Surprisingly his injury did not signal the end of his cricket career which continued till about 1980 during which time he captained both Stewart’s FPs and Stewart’s Melville FPs, regularly featuring both as an ‘ace stumper’ behind the wicket and at the top of the batting averages and made several appearances for the East of Scotland team.
In 1981 he was elected to the General Committee of the SRU as one of two Edinburgh District representatives, the start of his long involvement with the Union. He served on various committees over the years and was particularly proud to be associated with Scotland’s Grand Slam successes in 1984 and ’90. In 1991 he was appointed the Union’s Finance Convenor and as a Scottish member of the International Rugby Board, becoming its Treasurer in 1994, the same year as he managed Scotland’s tour of Argentina. As member of the Board he participated in the historic 1995 Paris meeting which gave the green light to professionalism, effecting a sea change in the sport.
This was reflected in his spell as SRU President in 1996 when he had to deal with controversy over whether clubs or districts should represent Scotland in Europe as well as the fallout from England initially negotiating its own Five Nations TV deal.
In 2005 Scottish rugby was in a state of near civil war when both the SRU Chairman and Chief Executive resigned over governance issues. Given his experience and integrity, the Union turned to Fred and appointed him as both interim Chair and Chief Executive, demanding roles he performed for seven months. In an interview with the Scotsman, he commented,” There has been a complete breakdown of communication between the General Committee and the Executive Board. I’m a people person and am restoring confidence.”

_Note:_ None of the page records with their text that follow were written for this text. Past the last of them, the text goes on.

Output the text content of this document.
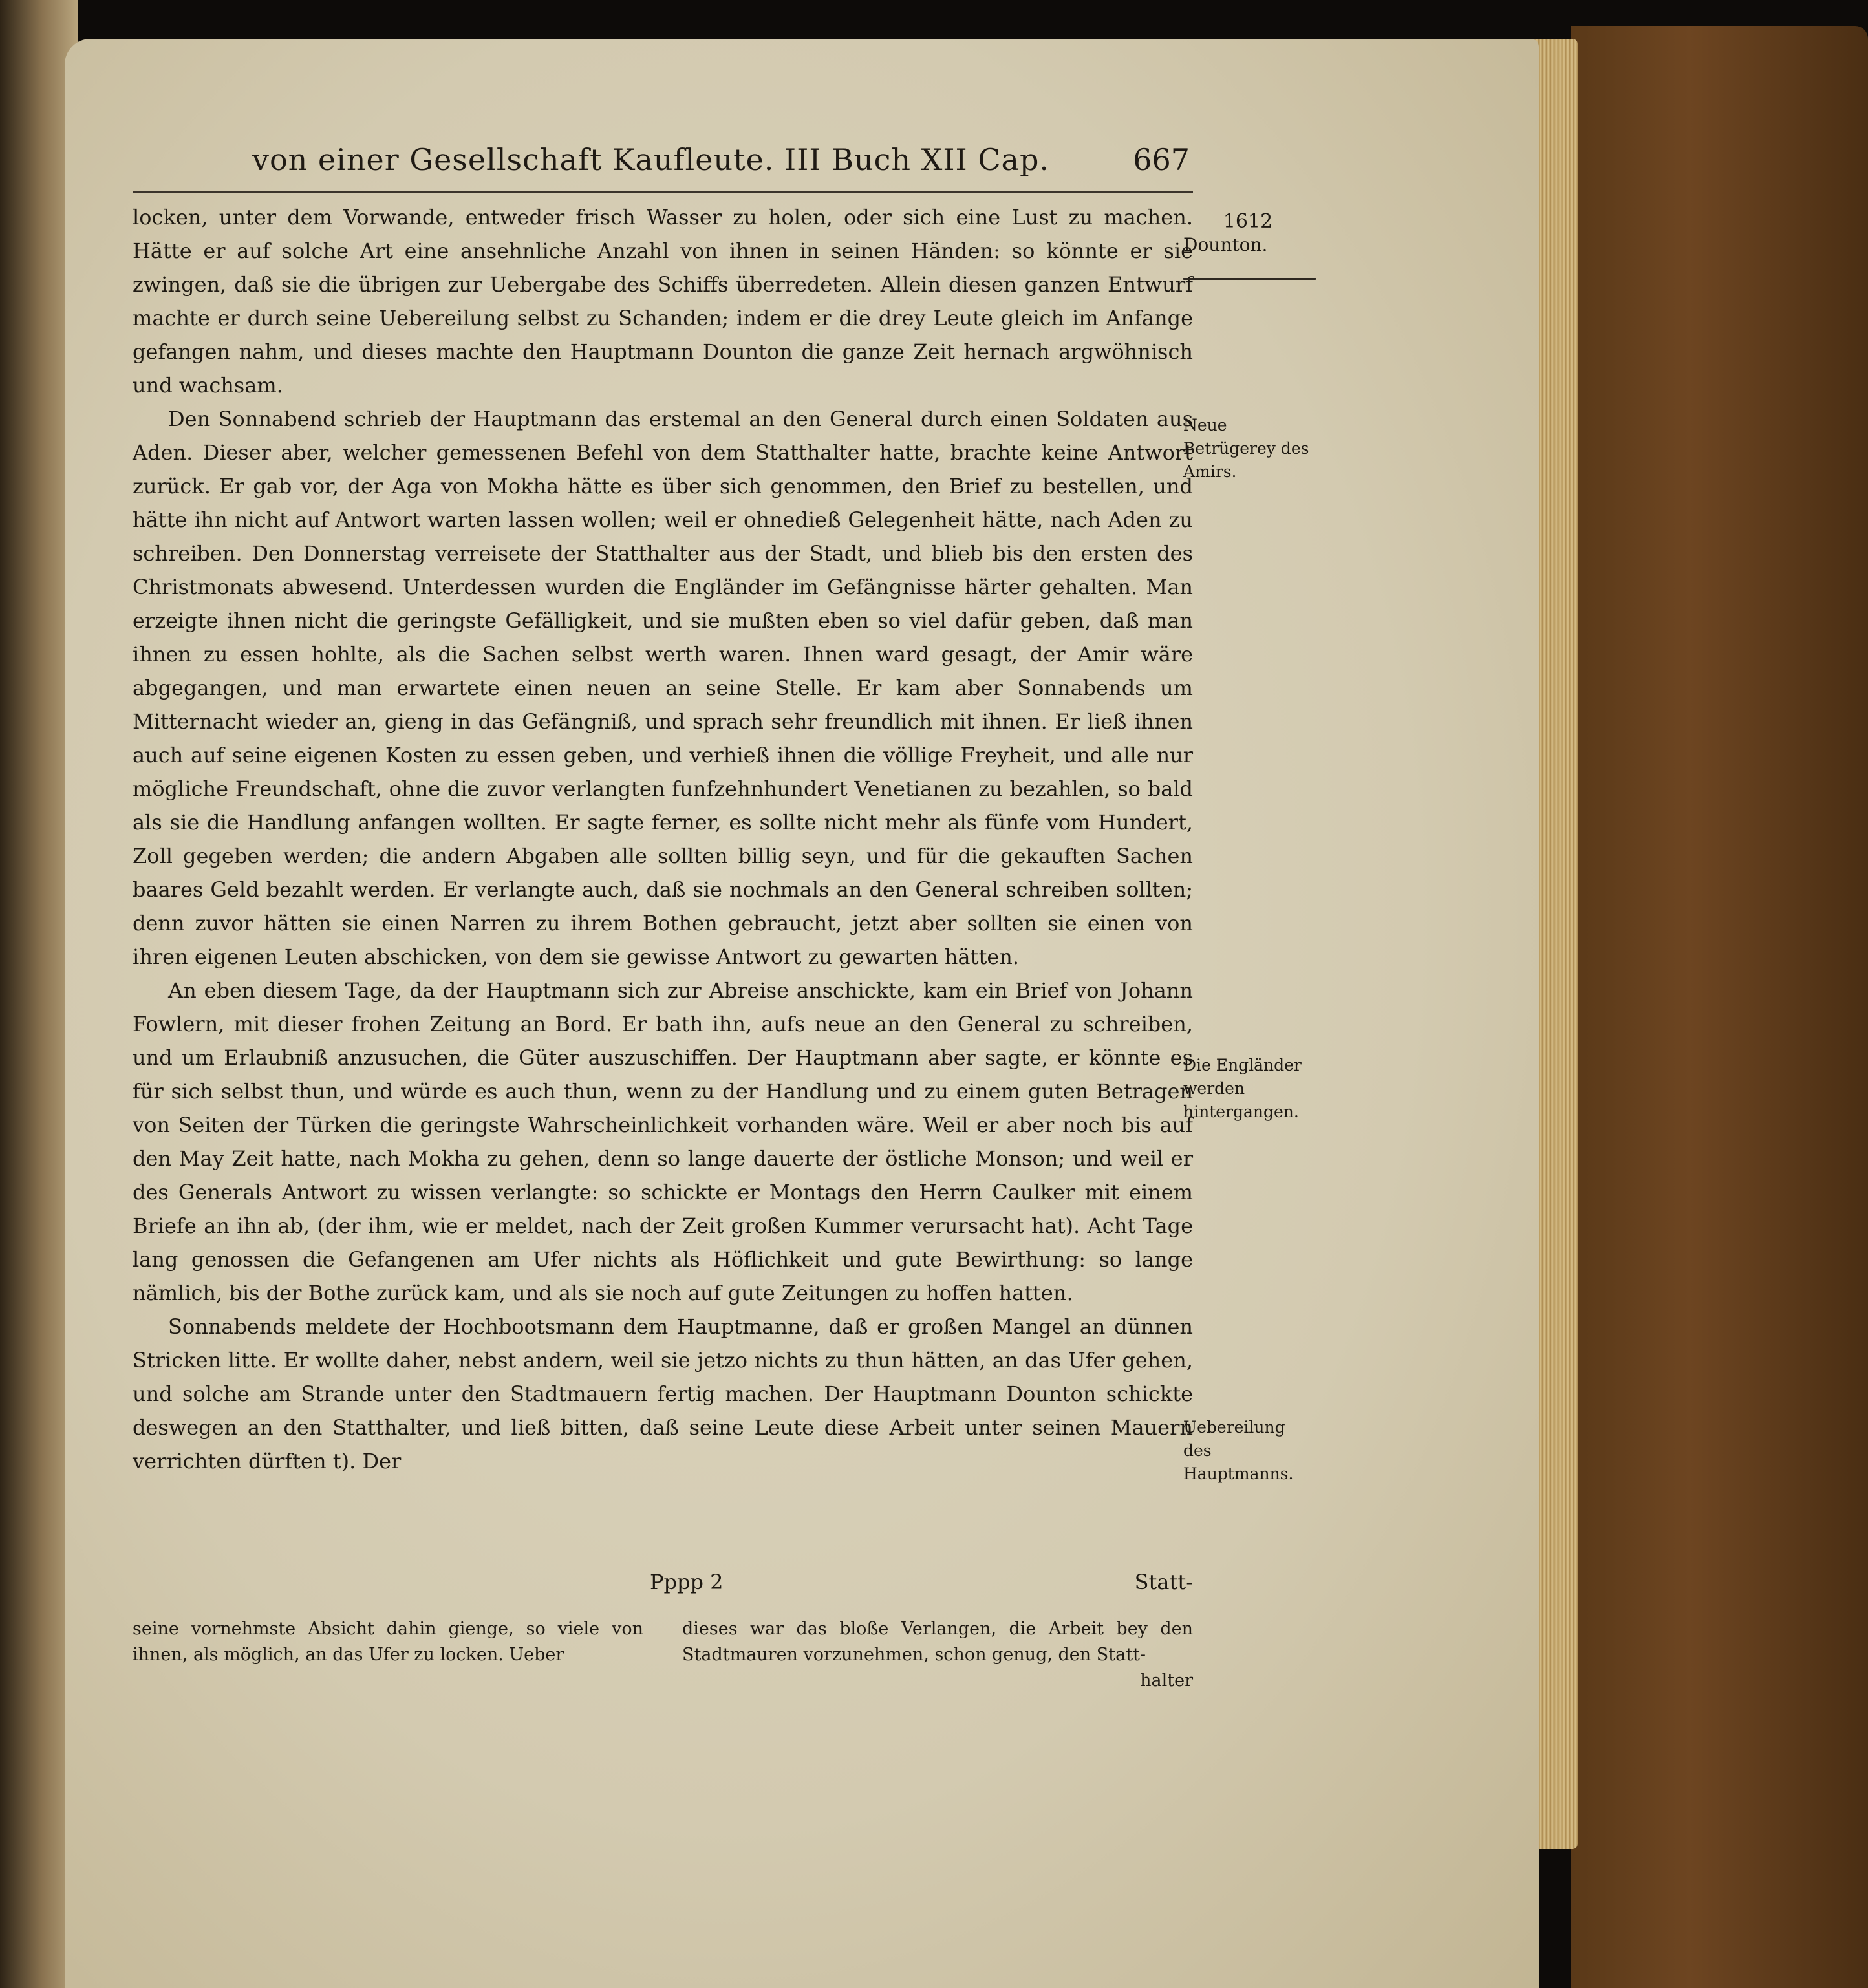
von einer Gesellschaft Kaufleute. III Buch XII Cap.	667

locken, unter dem Vorwande, entweder frisch Wasser zu holen, oder sich eine Lust zu machen. Hätte er auf solche Art eine ansehnliche Anzahl von ihnen in seinen Händen: so könnte er sie zwingen, daß sie die übrigen zur Uebergabe des Schiffs überredeten. Allein diesen ganzen Entwurf machte er durch seine Uebereilung selbst zu Schanden; indem er die drey Leute gleich im Anfange gefangen nahm, und dieses machte den Hauptmann Dounton die ganze Zeit hernach argwöhnisch und wachsam.

Den Sonnabend schrieb der Hauptmann das erstemal an den General durch einen Soldaten aus Aden. Dieser aber, welcher gemessenen Befehl von dem Statthalter hatte, brachte keine Antwort zurück. Er gab vor, der Aga von Mokha hätte es über sich genommen, den Brief zu bestellen, und hätte ihn nicht auf Antwort warten lassen wollen; weil er ohnedieß Gelegenheit hätte, nach Aden zu schreiben. Den Donnerstag verreisete der Statthalter aus der Stadt, und blieb bis den ersten des Christmonats abwesend. Unterdessen wurden die Engländer im Gefängnisse härter gehalten. Man erzeigte ihnen nicht die geringste Gefälligkeit, und sie mußten eben so viel dafür geben, daß man ihnen zu essen hohlte, als die Sachen selbst werth waren. Ihnen ward gesagt, der Amir wäre abgegangen, und man erwartete einen neuen an seine Stelle. Er kam aber Sonnabends um Mitternacht wieder an, gieng in das Gefängniß, und sprach sehr freundlich mit ihnen. Er ließ ihnen auch auf seine eigenen Kosten zu essen geben, und verhieß ihnen die völlige Freyheit, und alle nur mögliche Freundschaft, ohne die zuvor verlangten funfzehnhundert Venetianen zu bezahlen, so bald als sie die Handlung anfangen wollten. Er sagte ferner, es sollte nicht mehr als fünfe vom Hundert, Zoll gegeben werden; die andern Abgaben alle sollten billig seyn, und für die gekauften Sachen baares Geld bezahlt werden. Er verlangte auch, daß sie nochmals an den General schreiben sollten; denn zuvor hätten sie einen Narren zu ihrem Bothen gebraucht, jetzt aber sollten sie einen von ihren eigenen Leuten abschicken, von dem sie gewisse Antwort zu gewarten hätten.

An eben diesem Tage, da der Hauptmann sich zur Abreise anschickte, kam ein Brief von Johann Fowlern, mit dieser frohen Zeitung an Bord. Er bath ihn, aufs neue an den General zu schreiben, und um Erlaubniß anzusuchen, die Güter auszuschiffen. Der Hauptmann aber sagte, er könnte es für sich selbst thun, und würde es auch thun, wenn zu der Handlung und zu einem guten Betragen von Seiten der Türken die geringste Wahrscheinlichkeit vorhanden wäre. Weil er aber noch bis auf den May Zeit hatte, nach Mokha zu gehen, denn so lange dauerte der östliche Monson; und weil er des Generals Antwort zu wissen verlangte: so schickte er Montags den Herrn Caulker mit einem Briefe an ihn ab, (der ihm, wie er meldet, nach der Zeit großen Kummer verursacht hat). Acht Tage lang genossen die Gefangenen am Ufer nichts als Höflichkeit und gute Bewirthung: so lange nämlich, bis der Bothe zurück kam, und als sie noch auf gute Zeitungen zu hoffen hatten.

Sonnabends meldete der Hochbootsmann dem Hauptmanne, daß er großen Mangel an dünnen Stricken litte. Er wollte daher, nebst andern, weil sie jetzo nichts zu thun hätten, an das Ufer gehen, und solche am Strande unter den Stadtmauern fertig machen. Der Hauptmann Dounton schickte deswegen an den Statthalter, und ließ bitten, daß seine Leute diese Arbeit unter seinen Mauern verrichten dürften t). Der

1612
Dounton.
Neue Betrügerey des Amirs.
Die Engländer werden hintergangen.
Uebereilung des Hauptmanns.
Pppp 2	Statt-
seine vornehmste Absicht dahin gienge, so viele von ihnen, als möglich, an das Ufer zu locken. Ueber
dieses war das bloße Verlangen, die Arbeit bey den Stadtmauren vorzunehmen, schon genug, den Statt-
halter
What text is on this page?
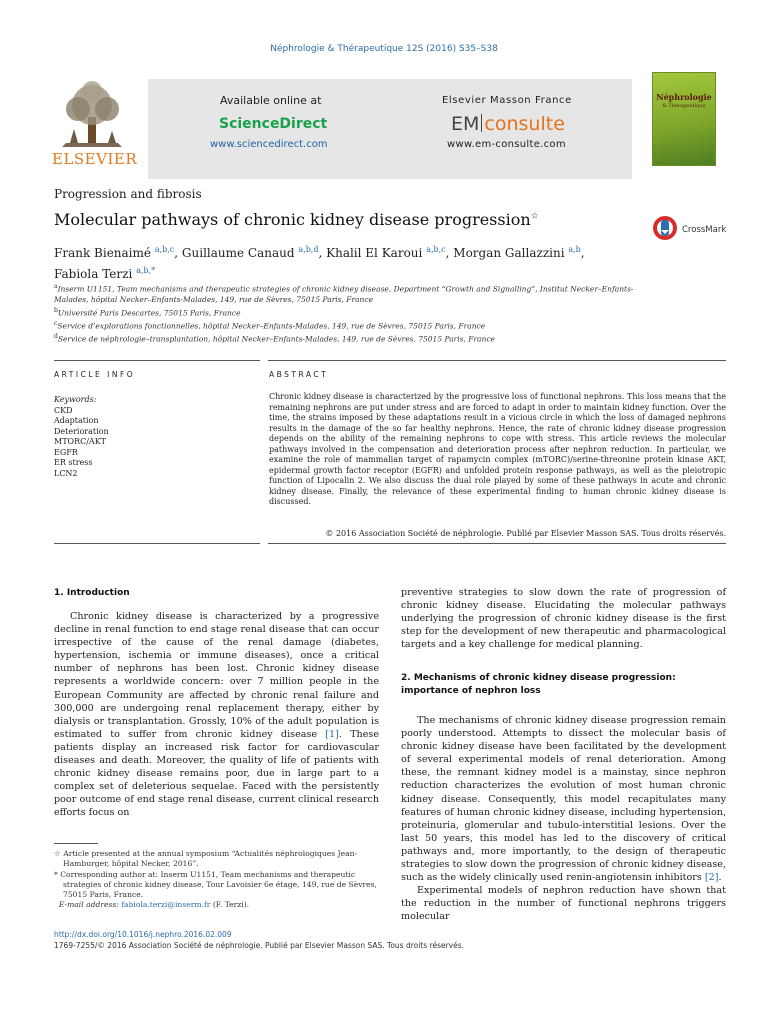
Néphrologie & Thérapeutique 12S (2016) S35–S38
ELSEVIER
Available online at
ScienceDirect
www.sciencedirect.com
Elsevier Masson France
EM consulte
www.em-consulte.com
Néphrologie
& Thérapeutique
Progression and fibrosis
Molecular pathways of chronic kidney disease progression☆
CrossMark
Frank Bienaimé $^{a,b,c}$, Guillaume Canaud $^{a,b,d}$, Khalil El Karoui $^{a,b,c}$, Morgan Gallazzini $^{a,b}$,
Fabiola Terzi $^{a,b,*}$
$^a$Inserm U1151, Team mechanisms and therapeutic strategies of chronic kidney disease, Department “Growth and Signalling”, Institut Necker–Enfants-Malades, hôpital Necker–Enfants-Malades, 149, rue de Sèvres, 75015 Paris, France
$^b$Université Paris Descartes, 75015 Paris, France
$^c$Service d’explorations fonctionnelles, hôpital Necker–Enfants-Malades, 149, rue de Sèvres, 75015 Paris, France
$^d$Service de néphrologie–transplantation, hôpital Necker–Enfants-Malades, 149, rue de Sèvres, 75015 Paris, France
ARTICLE INFO
Keywords:
CKD
Adaptation
Deterioration
MTORC/AKT
EGFR
ER stress
LCN2
ABSTRACT
Chronic kidney disease is characterized by the progressive loss of functional nephrons. This loss means that the remaining nephrons are put under stress and are forced to adapt in order to maintain kidney function. Over the time, the strains imposed by these adaptations result in a vicious circle in which the loss of damaged nephrons results in the damage of the so far healthy nephrons. Hence, the rate of chronic kidney disease progression depends on the ability of the remaining nephrons to cope with stress. This article reviews the molecular pathways involved in the compensation and deterioration process after nephron reduction. In particular, we examine the role of mammalian target of rapamycin complex (mTORC)/serine-threonine protein kinase AKT, epidermal growth factor receptor (EGFR) and unfolded protein response pathways, as well as the pleiotropic function of Lipocalin 2. We also discuss the dual role played by some of these pathways in acute and chronic kidney disease. Finally, the relevance of these experimental finding to human chronic kidney disease is discussed.
© 2016 Association Société de néphrologie. Publié par Elsevier Masson SAS. Tous droits réservés.
1. Introduction

Chronic kidney disease is characterized by a progressive decline in renal function to end stage renal disease that can occur irrespective of the cause of the renal damage (diabetes, hypertension, ischemia or immune diseases), once a critical number of nephrons has been lost. Chronic kidney disease represents a worldwide concern: over 7 million people in the European Community are affected by chronic renal failure and 300,000 are undergoing renal replacement therapy, either by dialysis or transplantation. Grossly, 10% of the adult population is estimated to suffer from chronic kidney disease [1]. These patients display an increased risk factor for cardiovascular diseases and death. Moreover, the quality of life of patients with chronic kidney disease remains poor, due in large part to a complex set of deleterious sequelae. Faced with the persistently poor outcome of end stage renal disease, current clinical research efforts focus on

preventive strategies to slow down the rate of progression of chronic kidney disease. Elucidating the molecular pathways underlying the progression of chronic kidney disease is the first step for the development of new therapeutic and pharmacological targets and a key challenge for medical planning.
2. Mechanisms of chronic kidney disease progression: importance of nephron loss

The mechanisms of chronic kidney disease progression remain poorly understood. Attempts to dissect the molecular basis of chronic kidney disease have been facilitated by the development of several experimental models of renal deterioration. Among these, the remnant kidney model is a mainstay, since nephron reduction characterizes the evolution of most human chronic kidney disease. Consequently, this model recapitulates many features of human chronic kidney disease, including hypertension, proteinuria, glomerular and tubulo-interstitial lesions. Over the last 50 years, this model has led to the discovery of critical pathways and, more importantly, to the design of therapeutic strategies to slow down the progression of chronic kidney disease, such as the widely clinically used renin-angiotensin inhibitors [2].

Experimental models of nephron reduction have shown that the reduction in the number of functional nephrons triggers molecular

☆ Article presented at the annual symposium “Actualités néphrologiques Jean-Hamburger, hôpital Necker, 2016”.
* Corresponding author at: Inserm U1151, Team mechanisms and therapeutic strategies of chronic kidney disease, Tour Lavoisier 6e étage, 149, rue de Sèvres, 75015 Paris, France.
E-mail address: fabiola.terzi@inserm.fr (F. Terzi).
http://dx.doi.org/10.1016/j.nephro.2016.02.009
1769-7255/© 2016 Association Société de néphrologie. Publié par Elsevier Masson SAS. Tous droits réservés.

He succeeded in his aim of steadying the ship and after new Chair and Chief Executive were appointed, he continued as non-executive Director for another year, earning widespread respect and appreciation for his contribution.
In 1963 he married Sandra Darroch at St Cuthbert’s Church, Edinburgh, the couple having met some years previously at a student dance. They lived mostly in Corstorphine and enjoyed a happy and fulfilling marriage for over 50 years till Sandra’s death in 2014. They had three children, Angela, Graham and Caroline.
After qualifying as a CA, Fred joined DB Marshall Ltd, with whom he remained for 24 years, as financial accountant then Company Secretary and finally, Finance Director. In 1990 he was appointed the first Bursar of Erskine Stewart’s Melville Schools till retiring in 2001.
A man of boundless energy who thrived on being busy, Fred somehow found time apart from family, business and SRU commitments to be involved in a range of activities.
He was an Edinburgh High Constable for over 40 years, Treasurer of Edinburgh Chamber of Commerce in the early 1980s, a member of the Rotary Club of Corstorphine and President of Corstorphine Bowling Club which he also represented competitively. Golf was another interest he enjoyed at various courses including Murrayfield, North Berwick and Ratho Park. He was also President of both Stewart’s Melville Rugby and Cricket Clubs, and Secretary /President of Co-Optimists invitational rugby club whom he took twice to the Hong Kong 7s and on tour to Zimbabwe.
A multi-talented convivial gent, generous with his time and an accomplished rugby and sporting ambassador, he is survived by his sister, children and grandchildren Laura, Sophie, Chloe, Danny, Roxane, Hayley and Lewis.